If you have ever experienced a malfunction or breakdown of any appliance, you can readily appreciate the fact that refrigerator repairs can be costly. If it remains impaired for an appreciable length of time, the cost of replacing spoiled food can add even more than monetary costs. You now get the added inconveniences, along with more aggravation and frustration.

You can save yourself some money, aggravation, frustration and food, if you know how to repair your refrigerator yourself, but the key is gaining the right knowledge. Refrigerator repairs are not difficult, and with a bit of patience, you can soon realize that no special skills are needed.

You may not know all there is to know about repairing refrigerators, but having the knowledge, and  the right attitude can get you started, and it can also give you the confidence needed to complete the job.Knowing the basic operating principles, can go a long way to help you gain the confidence needed to make the necessary repairs.

There are two main components to the refrigerator. These are the condenser and the evaporator coils.

refrigerator imgA motorized compressor circulates a liquid coolant through these coils. In the condenser, the refrigerant is cooled and then sent to the evaporator, where the coils are brought into contact with air.

The cooled air is then circulated in the freezer, and throughout the refrigerator. If you look on the back on the outside of your refrigerator, you can see the condenser coils, while the evaporator coils are on the inside.

Almost all refrigerators produced today are frost free.

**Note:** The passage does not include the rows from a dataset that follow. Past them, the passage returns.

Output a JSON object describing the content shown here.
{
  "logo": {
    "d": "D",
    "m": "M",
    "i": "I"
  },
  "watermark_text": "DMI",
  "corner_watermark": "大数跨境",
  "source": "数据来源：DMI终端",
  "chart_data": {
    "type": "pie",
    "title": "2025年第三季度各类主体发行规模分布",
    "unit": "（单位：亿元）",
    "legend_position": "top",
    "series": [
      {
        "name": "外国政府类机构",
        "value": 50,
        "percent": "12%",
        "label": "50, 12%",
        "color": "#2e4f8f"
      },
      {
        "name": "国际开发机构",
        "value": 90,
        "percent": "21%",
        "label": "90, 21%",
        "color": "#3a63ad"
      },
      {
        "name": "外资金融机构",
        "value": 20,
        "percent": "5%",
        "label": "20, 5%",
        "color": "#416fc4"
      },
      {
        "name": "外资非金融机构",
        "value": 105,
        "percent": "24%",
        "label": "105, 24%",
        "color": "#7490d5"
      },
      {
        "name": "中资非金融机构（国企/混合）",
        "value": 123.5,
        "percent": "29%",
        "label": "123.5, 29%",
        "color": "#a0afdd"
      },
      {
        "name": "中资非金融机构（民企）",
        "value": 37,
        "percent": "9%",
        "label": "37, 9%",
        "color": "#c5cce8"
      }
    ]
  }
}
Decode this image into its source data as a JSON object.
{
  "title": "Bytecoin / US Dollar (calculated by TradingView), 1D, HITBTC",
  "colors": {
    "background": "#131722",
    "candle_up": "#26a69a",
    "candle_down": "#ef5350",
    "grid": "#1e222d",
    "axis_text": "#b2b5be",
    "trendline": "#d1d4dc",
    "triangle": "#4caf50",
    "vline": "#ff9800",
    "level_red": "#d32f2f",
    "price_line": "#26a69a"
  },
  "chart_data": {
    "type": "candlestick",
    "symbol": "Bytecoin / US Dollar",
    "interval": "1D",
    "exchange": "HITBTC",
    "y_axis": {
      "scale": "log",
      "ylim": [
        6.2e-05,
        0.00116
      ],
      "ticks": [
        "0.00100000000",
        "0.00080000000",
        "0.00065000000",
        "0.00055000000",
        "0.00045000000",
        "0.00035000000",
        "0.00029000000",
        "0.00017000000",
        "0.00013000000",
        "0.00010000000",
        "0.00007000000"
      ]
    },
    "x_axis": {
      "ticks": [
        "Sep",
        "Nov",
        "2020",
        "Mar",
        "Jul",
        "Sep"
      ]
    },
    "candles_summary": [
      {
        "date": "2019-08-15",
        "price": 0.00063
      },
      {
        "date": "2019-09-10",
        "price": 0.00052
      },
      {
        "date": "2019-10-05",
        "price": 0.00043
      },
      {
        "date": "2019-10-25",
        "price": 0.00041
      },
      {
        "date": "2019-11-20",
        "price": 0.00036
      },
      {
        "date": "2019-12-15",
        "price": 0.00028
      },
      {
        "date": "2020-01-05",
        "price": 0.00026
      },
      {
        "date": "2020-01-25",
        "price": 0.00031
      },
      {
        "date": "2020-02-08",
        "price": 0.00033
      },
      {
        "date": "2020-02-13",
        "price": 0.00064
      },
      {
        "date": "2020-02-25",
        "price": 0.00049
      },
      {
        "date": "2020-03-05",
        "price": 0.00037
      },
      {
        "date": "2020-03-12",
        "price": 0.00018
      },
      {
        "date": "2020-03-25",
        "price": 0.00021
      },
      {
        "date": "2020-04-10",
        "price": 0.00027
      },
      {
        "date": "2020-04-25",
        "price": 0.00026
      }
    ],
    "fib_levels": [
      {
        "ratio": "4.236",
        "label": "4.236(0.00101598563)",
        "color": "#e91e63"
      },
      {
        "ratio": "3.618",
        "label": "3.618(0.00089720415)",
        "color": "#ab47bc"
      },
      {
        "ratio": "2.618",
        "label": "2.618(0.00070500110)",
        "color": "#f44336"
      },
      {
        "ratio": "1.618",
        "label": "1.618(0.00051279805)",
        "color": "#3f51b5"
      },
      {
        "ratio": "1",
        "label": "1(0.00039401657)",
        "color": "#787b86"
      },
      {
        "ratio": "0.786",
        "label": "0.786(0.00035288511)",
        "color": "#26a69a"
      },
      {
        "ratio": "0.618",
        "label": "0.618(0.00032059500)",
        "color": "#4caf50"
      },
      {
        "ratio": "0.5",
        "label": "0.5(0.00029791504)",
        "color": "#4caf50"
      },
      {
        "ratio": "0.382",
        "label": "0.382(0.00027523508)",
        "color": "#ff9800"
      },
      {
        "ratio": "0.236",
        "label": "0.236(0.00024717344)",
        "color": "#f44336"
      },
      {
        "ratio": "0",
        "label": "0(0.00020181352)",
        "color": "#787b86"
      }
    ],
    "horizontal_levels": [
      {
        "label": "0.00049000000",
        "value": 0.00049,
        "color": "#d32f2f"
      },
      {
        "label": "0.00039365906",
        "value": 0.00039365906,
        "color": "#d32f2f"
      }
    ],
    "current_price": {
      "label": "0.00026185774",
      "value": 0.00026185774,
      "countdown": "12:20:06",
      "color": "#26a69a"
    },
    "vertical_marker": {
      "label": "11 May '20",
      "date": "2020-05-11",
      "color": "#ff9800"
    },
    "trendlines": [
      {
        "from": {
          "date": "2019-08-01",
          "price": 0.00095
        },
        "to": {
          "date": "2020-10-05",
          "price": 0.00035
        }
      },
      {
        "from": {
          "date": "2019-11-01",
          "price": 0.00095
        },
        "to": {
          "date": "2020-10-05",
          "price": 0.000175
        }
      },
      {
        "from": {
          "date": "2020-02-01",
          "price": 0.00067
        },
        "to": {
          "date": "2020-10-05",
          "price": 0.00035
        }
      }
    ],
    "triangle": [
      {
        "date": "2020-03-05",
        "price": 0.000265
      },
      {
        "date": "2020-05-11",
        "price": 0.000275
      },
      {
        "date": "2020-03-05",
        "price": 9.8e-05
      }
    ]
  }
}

These units all contain a very low heating element, that  is responsible for melting the frost at strategic positions,  to prevent build up in the freezer.

The heating is automatic, and thermostatically controlled, so that is does not interfere with the freezing process, The heating is switched off when the frost is melted, so that a constant temperature is maintained in the freezer section of your refrigerator.

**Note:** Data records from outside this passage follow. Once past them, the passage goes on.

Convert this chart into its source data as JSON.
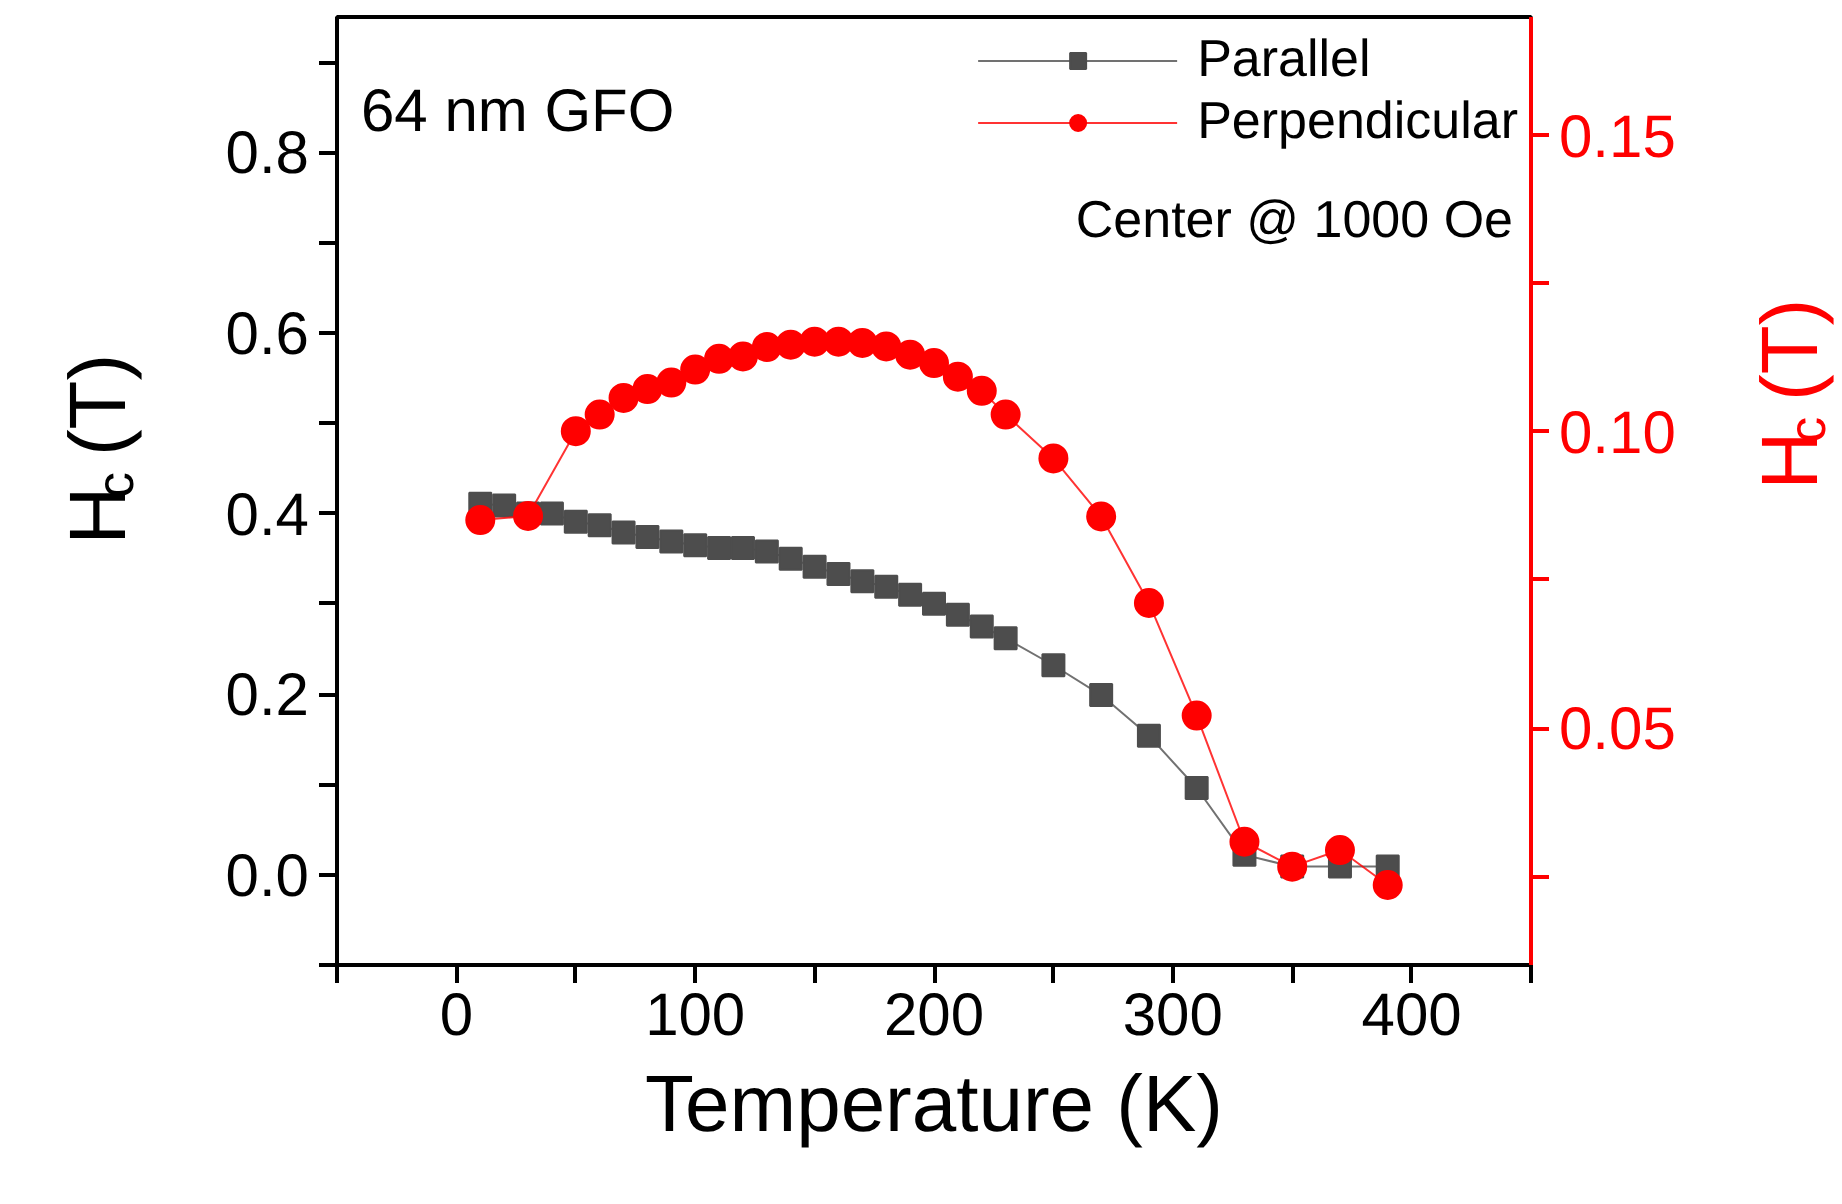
{
  "chart_data": {
    "type": "line",
    "xlabel": "Temperature (K)",
    "ylabel": "H$_{c}$ (T)",
    "y2label": "H$_{c}$ (T)",
    "annotations": [
      "64 nm GFO",
      "Center @ 1000 Oe"
    ],
    "xlim": [
      -50,
      450
    ],
    "ylim": [
      -0.1,
      0.95
    ],
    "y2lim": [
      0.01,
      0.17
    ],
    "xticks": [
      {
        "value": -50,
        "label": null
      },
      0,
      {
        "value": 50,
        "label": null
      },
      100,
      {
        "value": 150,
        "label": null
      },
      200,
      {
        "value": 250,
        "label": null
      },
      300,
      {
        "value": 350,
        "label": null
      },
      400,
      {
        "value": 450,
        "label": null
      }
    ],
    "yticks": [
      {
        "value": -0.1,
        "label": null
      },
      {
        "value": 0,
        "label": "0.0"
      },
      {
        "value": 0.1,
        "label": null
      },
      0.2,
      {
        "value": 0.3,
        "label": null
      },
      0.4,
      {
        "value": 0.5,
        "label": null
      },
      0.6,
      {
        "value": 0.7,
        "label": null
      },
      0.8,
      {
        "value": 0.9,
        "label": null
      }
    ],
    "y2ticks": [
      {
        "value": 0.025,
        "label": null
      },
      0.05,
      {
        "value": 0.075,
        "label": null
      },
      {
        "value": 0.1,
        "label": "0.10"
      },
      {
        "value": 0.125,
        "label": null
      },
      0.15
    ],
    "grid": false,
    "legend": "top right",
    "line_style": "solid",
    "series": [
      {
        "name": "Parallel",
        "color": "#4d4d4d",
        "marker": "square",
        "x": [
          10,
          20,
          30,
          40,
          50,
          60,
          70,
          80,
          90,
          100,
          110,
          120,
          130,
          140,
          150,
          160,
          170,
          180,
          190,
          200,
          210,
          220,
          230,
          250,
          270,
          290,
          310,
          330,
          350,
          370,
          390
        ],
        "values": [
          0.411,
          0.409,
          0.4,
          0.4,
          0.391,
          0.387,
          0.379,
          0.374,
          0.369,
          0.365,
          0.362,
          0.362,
          0.358,
          0.35,
          0.341,
          0.333,
          0.325,
          0.319,
          0.31,
          0.3,
          0.288,
          0.275,
          0.262,
          0.232,
          0.199,
          0.154,
          0.096,
          0.022,
          0.009,
          0.009,
          0.009
        ]
      },
      {
        "name": "Perpendicular",
        "color": "#ff0000",
        "marker": "circle",
        "axis": "y2",
        "x": [
          10,
          30,
          50,
          60,
          70,
          80,
          90,
          100,
          110,
          120,
          130,
          140,
          150,
          160,
          170,
          180,
          190,
          200,
          210,
          220,
          230,
          250,
          270,
          290,
          310,
          330,
          350,
          370,
          390
        ],
        "values": [
          0.0851,
          0.0858,
          0.1001,
          0.1029,
          0.1057,
          0.1072,
          0.1083,
          0.1105,
          0.1123,
          0.1127,
          0.1143,
          0.1147,
          0.1152,
          0.1152,
          0.115,
          0.1144,
          0.113,
          0.1116,
          0.1093,
          0.1069,
          0.1029,
          0.0955,
          0.0857,
          0.0711,
          0.0521,
          0.0308,
          0.0266,
          0.0294,
          0.0235
        ]
      }
    ]
  }
}
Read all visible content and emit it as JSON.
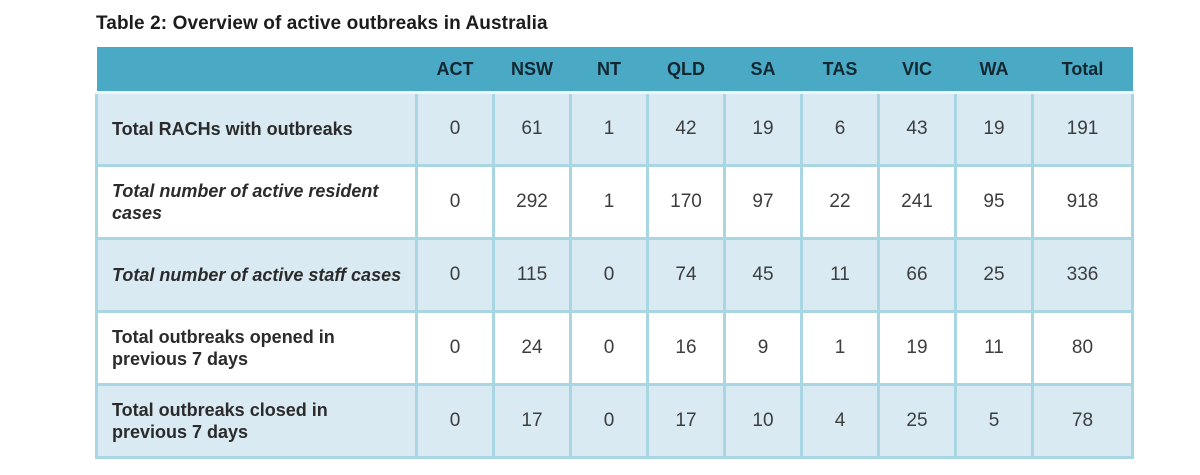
{
  "title": "Table 2: Overview of active outbreaks in Australia",
  "table": {
    "corner_label": "",
    "columns": [
      "ACT",
      "NSW",
      "NT",
      "QLD",
      "SA",
      "TAS",
      "VIC",
      "WA",
      "Total"
    ],
    "rows": [
      {
        "label": "Total RACHs with outbreaks",
        "label_style": "bold",
        "shade": "alt",
        "values": [
          "0",
          "61",
          "1",
          "42",
          "19",
          "6",
          "43",
          "19",
          "191"
        ]
      },
      {
        "label": "Total number of active resident cases",
        "label_style": "bold-italic",
        "shade": "plain",
        "values": [
          "0",
          "292",
          "1",
          "170",
          "97",
          "22",
          "241",
          "95",
          "918"
        ]
      },
      {
        "label": "Total number of active staff cases",
        "label_style": "bold-italic",
        "shade": "alt",
        "values": [
          "0",
          "115",
          "0",
          "74",
          "45",
          "11",
          "66",
          "25",
          "336"
        ]
      },
      {
        "label": "Total outbreaks opened in previous 7 days",
        "label_style": "bold",
        "shade": "plain",
        "values": [
          "0",
          "24",
          "0",
          "16",
          "9",
          "1",
          "19",
          "11",
          "80"
        ]
      },
      {
        "label": "Total outbreaks closed in previous 7 days",
        "label_style": "bold",
        "shade": "alt",
        "values": [
          "0",
          "17",
          "0",
          "17",
          "10",
          "4",
          "25",
          "5",
          "78"
        ]
      }
    ],
    "colors": {
      "header_bg": "#4aa9c5",
      "header_text": "#132731",
      "row_alt_bg": "#d9eaf2",
      "row_plain_bg": "#ffffff",
      "border": "#a9d6e3",
      "value_text": "#3d3d3d",
      "label_text": "#2b2b2b"
    }
  }
}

The other important parts of the refrigerator are the motor, the compressor, thermostats, switches, condenser, and the fans that are used to help air circulation in the system.  With the right knowledge, many of these parts can easily be replaced as a Do-It-Yourself project, however, with the more critical components, or jobs that require special knowledge, it is best to engage the services of professionals.

Before beginning work on any electrical appliance, there are a few precautions that are absolutely necessary.

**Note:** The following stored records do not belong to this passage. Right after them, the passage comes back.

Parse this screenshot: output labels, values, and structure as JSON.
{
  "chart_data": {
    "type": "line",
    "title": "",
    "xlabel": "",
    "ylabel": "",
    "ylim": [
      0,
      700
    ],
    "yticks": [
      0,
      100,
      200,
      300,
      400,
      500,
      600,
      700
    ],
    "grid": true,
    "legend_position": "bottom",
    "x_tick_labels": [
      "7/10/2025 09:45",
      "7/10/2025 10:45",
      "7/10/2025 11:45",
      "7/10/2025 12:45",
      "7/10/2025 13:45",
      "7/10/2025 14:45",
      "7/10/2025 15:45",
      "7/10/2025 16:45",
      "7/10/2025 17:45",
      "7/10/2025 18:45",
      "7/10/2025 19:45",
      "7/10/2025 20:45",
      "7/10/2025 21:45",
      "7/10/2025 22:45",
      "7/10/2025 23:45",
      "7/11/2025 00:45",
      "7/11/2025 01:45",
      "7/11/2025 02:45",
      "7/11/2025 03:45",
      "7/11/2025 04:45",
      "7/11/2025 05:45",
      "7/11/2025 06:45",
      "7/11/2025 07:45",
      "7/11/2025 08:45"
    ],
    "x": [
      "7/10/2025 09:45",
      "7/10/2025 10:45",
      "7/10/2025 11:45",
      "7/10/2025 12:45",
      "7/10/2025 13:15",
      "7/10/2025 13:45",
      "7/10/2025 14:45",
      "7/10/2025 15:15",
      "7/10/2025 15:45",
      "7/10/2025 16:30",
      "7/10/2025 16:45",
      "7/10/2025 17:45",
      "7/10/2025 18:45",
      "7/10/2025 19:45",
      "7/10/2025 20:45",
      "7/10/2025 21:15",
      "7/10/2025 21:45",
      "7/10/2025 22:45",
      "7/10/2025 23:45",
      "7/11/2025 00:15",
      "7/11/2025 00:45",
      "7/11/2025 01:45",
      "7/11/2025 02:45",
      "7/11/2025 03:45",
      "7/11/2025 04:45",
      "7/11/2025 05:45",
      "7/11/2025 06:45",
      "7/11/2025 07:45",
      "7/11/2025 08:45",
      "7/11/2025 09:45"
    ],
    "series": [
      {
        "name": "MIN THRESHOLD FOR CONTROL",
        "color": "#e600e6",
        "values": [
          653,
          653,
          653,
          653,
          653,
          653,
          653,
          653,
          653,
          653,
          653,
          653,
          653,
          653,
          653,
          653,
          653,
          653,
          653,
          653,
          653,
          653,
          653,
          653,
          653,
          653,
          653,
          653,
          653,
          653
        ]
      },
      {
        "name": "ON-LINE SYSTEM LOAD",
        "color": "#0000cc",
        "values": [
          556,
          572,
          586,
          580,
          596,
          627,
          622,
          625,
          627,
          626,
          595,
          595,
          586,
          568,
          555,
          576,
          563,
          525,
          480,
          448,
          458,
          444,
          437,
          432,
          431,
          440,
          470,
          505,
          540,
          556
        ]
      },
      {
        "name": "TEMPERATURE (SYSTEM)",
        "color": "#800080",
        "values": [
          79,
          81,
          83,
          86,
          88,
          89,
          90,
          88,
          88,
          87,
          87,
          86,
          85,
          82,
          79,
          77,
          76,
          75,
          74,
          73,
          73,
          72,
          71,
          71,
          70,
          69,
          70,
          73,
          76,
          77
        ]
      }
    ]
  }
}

You must ensure that your unit is unplugged. Even after unplugging the unit, you should not begin work before checking the motorized condenser. The condenser will usually be a capacitor type which retains charge, even after it is unplugged. The capacity which is usually on the top of the motor, must be fully discharged, in order to reduce the risk of electric shock from stored charge.

To reach the capacitor that looks like a large dry cell battery, you may need to remove the panel covering the back of the refrigerator, or it may also be accessed by removing the front panel beneath the front door of the unit. The location will depend on the make and model of your refrigerator.

The capacitor will normally be located in an assembly that sits on the top of the motorized compressor, and may sometimes be indicated by the amount of charge that it is capable of storing. Some care must be exercised when handling the capacitor.